Ramallah, le 26 juillet 2026, WAFA- Le président du Conseil national palestinien, Rawhi Fattouh, a déclaré que les attaques menées par des colons israéliens dans plusieurs gouvernorats de Cisjordanie occupée, notamment l'incendie d'une mosquée, de véhicules appartenant à des Palestiniens et une tentative d'incendie d'une habitation à Beit Furik, s'inscrivent dans une politique de « terrorisme organisé » menée par le gouvernement israélien.
Dans un communiqué publié dimanche, M. Fattouh a affirmé que ces actes bénéficient, selon lui, d'une couverture politique, militaire et juridique de la part des autorités israéliennes et s'inscrivent dans un projet colonial visant à déplacer les Palestiniens de leurs terres et à imposer de nouvelles réalités par la force.

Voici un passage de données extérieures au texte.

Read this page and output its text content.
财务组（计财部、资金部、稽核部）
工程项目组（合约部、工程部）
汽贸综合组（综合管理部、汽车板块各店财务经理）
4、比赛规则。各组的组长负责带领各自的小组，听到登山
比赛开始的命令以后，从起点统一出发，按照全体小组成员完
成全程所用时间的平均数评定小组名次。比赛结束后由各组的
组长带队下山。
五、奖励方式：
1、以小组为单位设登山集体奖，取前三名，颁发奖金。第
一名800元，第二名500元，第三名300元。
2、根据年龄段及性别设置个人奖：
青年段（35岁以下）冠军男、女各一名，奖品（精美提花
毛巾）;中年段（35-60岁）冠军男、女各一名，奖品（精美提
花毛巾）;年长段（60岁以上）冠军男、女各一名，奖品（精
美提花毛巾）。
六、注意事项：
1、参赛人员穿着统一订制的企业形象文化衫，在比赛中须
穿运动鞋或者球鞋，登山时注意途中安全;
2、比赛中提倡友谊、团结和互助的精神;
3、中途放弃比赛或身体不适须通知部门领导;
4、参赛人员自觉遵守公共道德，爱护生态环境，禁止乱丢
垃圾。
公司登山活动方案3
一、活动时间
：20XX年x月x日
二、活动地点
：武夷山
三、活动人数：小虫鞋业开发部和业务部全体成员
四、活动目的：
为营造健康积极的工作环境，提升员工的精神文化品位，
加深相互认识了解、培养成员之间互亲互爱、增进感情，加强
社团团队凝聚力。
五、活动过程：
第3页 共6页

Il a soutenu que les groupes de colons impliqués ne constituent pas des éléments isolés, mais des formations organisées créées pour agir en parallèle de l'armée israélienne dans des opérations impliquant, selon ses termes, meurtres, incendies criminels, destructions et intimidations. Il a ajouté que nombre de leurs membres serviraient également dans l'armée israélienne, estimant que ces actes relèvent d'une politique officielle plutôt que d'initiatives individuelles.
Le président du Conseil national palestinien a qualifié les attaques contre les lieux de culte, les biens privés et les habitations de violations graves du droit international humanitaire et de crimes de guerre, affirmant qu'elles contreviennent aux Conventions de Genève ainsi qu'aux résolutions des Nations unies qui jugent illégales les colonies israéliennes dans les territoires palestiniens occupés.
Selon M. Fattouh, le gouvernement israélien utiliserait les colons comme instrument pour mettre en œuvre une politique de déplacement forcé et de nettoyage ethnique, tout en cherchant à se soustraire à sa responsabilité directe. Il a estimé que le droit international tient Israël pleinement responsable des actes commis par ces groupes en raison du soutien et de la protection qui leur seraient accordés.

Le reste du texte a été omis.